Kuriozalne jest także to, że Jezus zwraca się do swojej Matki: „Niewiasto!” (w języku współczesnym można by to oddać jako „Kobieto!”). Po raz drugi tym samym słowem zwraca się do Niej z krzyża, kiedy mówi, wskazując na ucznia, którego miłował: „Niewiasto, oto syn Twój” (J 19, 26). Po czym ewangelista dodaje: „Od tej godziny uczeń wziął Ją do siebie” (J 19,27). Pod krzyżem znowu pojawia się „Niewiasta” i dopełnia się „godzina Jezusa”. Nie ma żadnego starożytnego świadectwa, aby syn zwracał się w ten sposób do swojej matki. Dlatego musimy w tym wołaczu doszukiwać się jakiejś głębszej treści. Symptomatyczne jest także, że w całej perykopie nie ma żadnej wzmianki o pannie młodej. Pojawia się natomiast enigmatyczny pan młody, który „zachował dobre wino aż do tej pory” (w. 10). Ewangelista delikatnie sugeruje, że owym niezwykłym panem młodym jest sam Jezus.
Jeżeli panem młodym jest Jezus, to kto jest panną młodą? Kluczem hermeneutycznym może być dla nas Apokalipsa, w której występuje „niebieskie Jeruzalem” jako „małżonka Baranka” (por. Ap 21,9-10). Niebieskie Jeruzalem jest symbolem wspólnoty zbawionych, natomiast Baranek to oczywiście Jezus zmartwychwstały i uwielbiony. W języku greckim słowo ekklesia, czyli Kościół, jest rodzaju żeńskiego, Kościół jest więc Niewiastą. Stąd można łatwo wywnioskować, że Maryja jako Niewiasta reprezentuje Kościół oczekujący na pełnię czasu, czyli, mówiąc obrazowo, ucztę eschatologiczną, zapowiedzianą niegdyś przez Izajasza.

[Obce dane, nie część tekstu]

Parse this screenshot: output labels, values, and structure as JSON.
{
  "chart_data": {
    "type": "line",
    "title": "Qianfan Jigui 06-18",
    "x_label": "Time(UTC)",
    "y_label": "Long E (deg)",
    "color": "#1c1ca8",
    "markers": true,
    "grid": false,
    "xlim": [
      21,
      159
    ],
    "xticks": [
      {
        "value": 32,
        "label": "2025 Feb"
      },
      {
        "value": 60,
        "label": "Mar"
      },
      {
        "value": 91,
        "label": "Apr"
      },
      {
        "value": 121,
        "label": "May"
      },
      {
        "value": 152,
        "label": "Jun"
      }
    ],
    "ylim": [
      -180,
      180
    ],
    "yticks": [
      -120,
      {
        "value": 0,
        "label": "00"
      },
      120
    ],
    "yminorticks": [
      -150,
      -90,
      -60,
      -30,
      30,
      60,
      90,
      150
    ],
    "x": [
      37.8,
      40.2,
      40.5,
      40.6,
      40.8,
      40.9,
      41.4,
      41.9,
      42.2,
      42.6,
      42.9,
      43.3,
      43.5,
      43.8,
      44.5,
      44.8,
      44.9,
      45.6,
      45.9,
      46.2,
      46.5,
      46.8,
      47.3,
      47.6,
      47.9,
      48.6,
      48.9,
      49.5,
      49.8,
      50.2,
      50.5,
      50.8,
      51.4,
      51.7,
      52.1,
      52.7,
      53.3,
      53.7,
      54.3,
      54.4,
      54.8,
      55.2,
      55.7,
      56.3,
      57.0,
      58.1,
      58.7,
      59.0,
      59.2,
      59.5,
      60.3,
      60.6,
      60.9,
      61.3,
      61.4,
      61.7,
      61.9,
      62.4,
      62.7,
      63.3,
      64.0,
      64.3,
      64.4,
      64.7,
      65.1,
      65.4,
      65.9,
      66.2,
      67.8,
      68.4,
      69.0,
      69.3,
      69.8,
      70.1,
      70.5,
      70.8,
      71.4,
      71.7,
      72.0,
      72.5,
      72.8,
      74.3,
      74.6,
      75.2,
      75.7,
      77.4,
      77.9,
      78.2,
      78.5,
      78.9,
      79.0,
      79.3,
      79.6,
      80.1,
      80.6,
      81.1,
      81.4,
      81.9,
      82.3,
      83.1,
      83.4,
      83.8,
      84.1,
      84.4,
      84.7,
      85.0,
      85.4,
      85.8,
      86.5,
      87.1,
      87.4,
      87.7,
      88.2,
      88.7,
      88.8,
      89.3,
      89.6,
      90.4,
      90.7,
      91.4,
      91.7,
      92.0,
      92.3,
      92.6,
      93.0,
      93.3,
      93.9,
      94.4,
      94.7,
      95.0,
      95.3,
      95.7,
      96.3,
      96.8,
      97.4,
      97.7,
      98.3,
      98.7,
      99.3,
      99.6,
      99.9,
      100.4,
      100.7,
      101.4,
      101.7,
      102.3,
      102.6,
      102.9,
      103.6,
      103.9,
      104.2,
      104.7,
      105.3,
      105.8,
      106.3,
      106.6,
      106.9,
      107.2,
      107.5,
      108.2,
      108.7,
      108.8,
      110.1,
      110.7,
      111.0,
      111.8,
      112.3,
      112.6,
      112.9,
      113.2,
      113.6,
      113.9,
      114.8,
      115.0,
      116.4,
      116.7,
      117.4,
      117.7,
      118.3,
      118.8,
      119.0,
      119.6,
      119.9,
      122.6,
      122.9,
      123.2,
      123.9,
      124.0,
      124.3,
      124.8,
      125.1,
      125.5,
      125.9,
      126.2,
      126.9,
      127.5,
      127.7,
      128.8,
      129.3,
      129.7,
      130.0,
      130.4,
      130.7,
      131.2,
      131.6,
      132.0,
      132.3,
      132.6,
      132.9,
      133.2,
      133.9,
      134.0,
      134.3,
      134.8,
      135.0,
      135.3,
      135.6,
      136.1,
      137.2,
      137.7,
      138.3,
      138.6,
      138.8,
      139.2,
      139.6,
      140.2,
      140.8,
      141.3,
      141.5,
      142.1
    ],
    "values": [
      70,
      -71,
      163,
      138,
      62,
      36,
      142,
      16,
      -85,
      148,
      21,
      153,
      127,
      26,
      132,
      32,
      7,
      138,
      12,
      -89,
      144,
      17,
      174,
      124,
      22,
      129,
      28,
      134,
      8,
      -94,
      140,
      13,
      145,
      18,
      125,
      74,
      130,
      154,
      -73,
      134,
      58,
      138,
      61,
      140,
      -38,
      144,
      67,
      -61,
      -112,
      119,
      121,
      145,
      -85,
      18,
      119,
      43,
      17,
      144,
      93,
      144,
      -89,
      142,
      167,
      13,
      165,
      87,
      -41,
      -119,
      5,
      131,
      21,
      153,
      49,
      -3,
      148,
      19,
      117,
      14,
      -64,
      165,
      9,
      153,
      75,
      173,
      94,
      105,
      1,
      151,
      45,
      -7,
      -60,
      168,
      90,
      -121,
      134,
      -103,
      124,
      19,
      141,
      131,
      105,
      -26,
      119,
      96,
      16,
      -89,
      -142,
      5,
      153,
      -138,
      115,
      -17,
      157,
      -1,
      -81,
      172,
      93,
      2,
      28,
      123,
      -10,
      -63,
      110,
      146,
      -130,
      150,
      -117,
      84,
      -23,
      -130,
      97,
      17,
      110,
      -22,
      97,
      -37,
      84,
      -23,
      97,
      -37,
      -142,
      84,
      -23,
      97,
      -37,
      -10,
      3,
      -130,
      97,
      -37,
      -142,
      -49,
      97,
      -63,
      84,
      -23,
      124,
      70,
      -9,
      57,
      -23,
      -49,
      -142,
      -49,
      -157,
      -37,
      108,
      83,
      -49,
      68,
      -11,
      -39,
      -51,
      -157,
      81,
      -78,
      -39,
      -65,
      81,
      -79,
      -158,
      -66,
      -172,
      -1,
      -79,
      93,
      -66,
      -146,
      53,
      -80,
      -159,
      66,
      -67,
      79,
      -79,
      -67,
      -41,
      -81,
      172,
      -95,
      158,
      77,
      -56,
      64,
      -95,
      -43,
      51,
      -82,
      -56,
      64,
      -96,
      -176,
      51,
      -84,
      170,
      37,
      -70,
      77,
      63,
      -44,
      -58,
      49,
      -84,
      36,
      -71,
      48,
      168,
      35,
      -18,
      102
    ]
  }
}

Jezus napełnia wodą, która stała się winem, puste stągwie kamienne. Puste, a więc bezużyteczne. Daje nowe życie tym bezużytecznym naczyniom. Stągwie kamienne przypominają kamienne tablice Prawa, które nie było zdolne dać Izraelitom zbawienia. Dopiero Jezus czyni stągwie zdolnymi do udzielania nowego życia, stają się one źródłem mesjańskiej radości. Chrystus mówi do sług: „Zaczerpnijcie (z nich)”. To polecenie jest echem Izajaszowej zapowiedzi: „Będziecie czerpać ze zdrojów zbawienia” (Iz 12,3). Jest to zapowiedź czasów eschatologicznych. Jezus przynosi zbawienie i zaprasza na ucztę. Wesele w Kanie to zapowiedź eschatologicznych godów Baranka.